2. Throw an Angry Cat at PDA Junkies
Get a room. Please. |
Sorry cat lovers, but to disrupt this unsightly phenomenon, bad actions against your favorite plush toys have to be made. And besides, if my suspicions about cats are correct, they would already be sharpening their nasty little claws the moment they smell unchecked lust hormones in the air. The only way I can make them any more dangerous is if I shit in their litter box while imitating their mating calls on a microphone.
And remember, cats have a reputation for popping in at the most inconvenient of times. Surely, no one would be too shocked to find a pissed, horny feline wildly thrashing and scratching its way into probably the most awkward cat on people exhibitionist threesome in history.
Surprise, mothafuckaaas!!! |
3. Barricade the Entrance of a Motel
Game over, horndogs. |
I believe the reason no one has done this yet is because no one wants to be the one standing in the way of people emotionally charged with mind-altering levels of lust. After all, convicts get gang raped for precisely the same reason. The only difference is that in prison, it only takes dropping a bar of soap to get the juices flowing.
As to how much of an annoyance I can actually cause with this, probably only a little. In fact, this is probably the lamest entry in this list. With so many motels in the Metro offering their own Valentine's Day promos, it would probably be more effective to...
4. Call In a Bomb Threat to an Entire Strip of Motels
Not that people will be in a hurry to get out, though. If they're already in the middle of a heated DNA swap session, I doubt they'll even hear the safety announcement over the PA.

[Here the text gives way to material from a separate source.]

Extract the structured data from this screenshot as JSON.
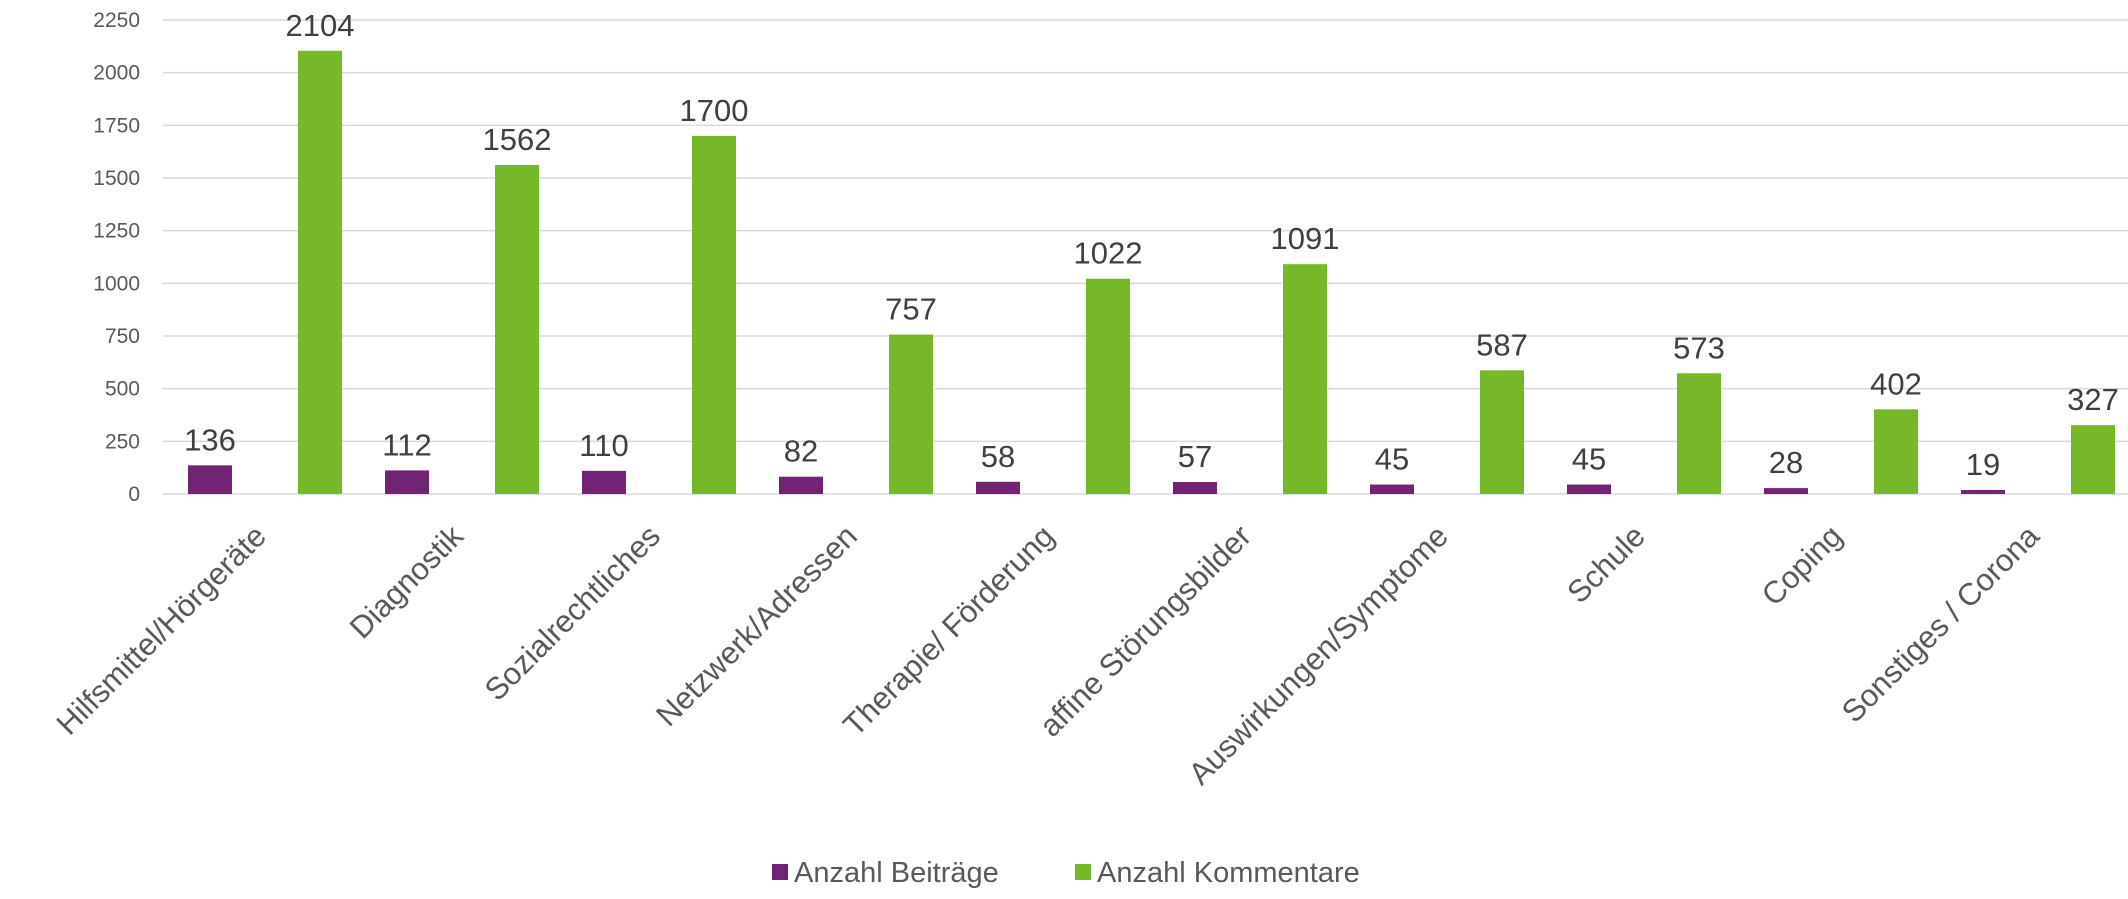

The real joy is for those who actually value their lives over anyone else. I'd love to see a guy running out wearing only a towel, with his also half-naked partner behind him screaming, "Teka, mag-antay ka nga, puta!"
At which point, I'll be ready with a flashlight and video recorder. I'll pose as a citizen journalist, and attempt with a straight face to convince them to give an interview. I don't expect they will, but if for some reason they're as meat-headed as most of the people who audition for Pinoy Big Brother, my first question would be, "Ano po ang ginagawa ninyo nung mangyari ang insidente?"
Needless to say, I'll probably get punched. Or more likely, end up in jail. And only then will I ask myself why I thought these were all good ideas in the first place. The answer is simple, really.
Because I really hate Valentine's Day.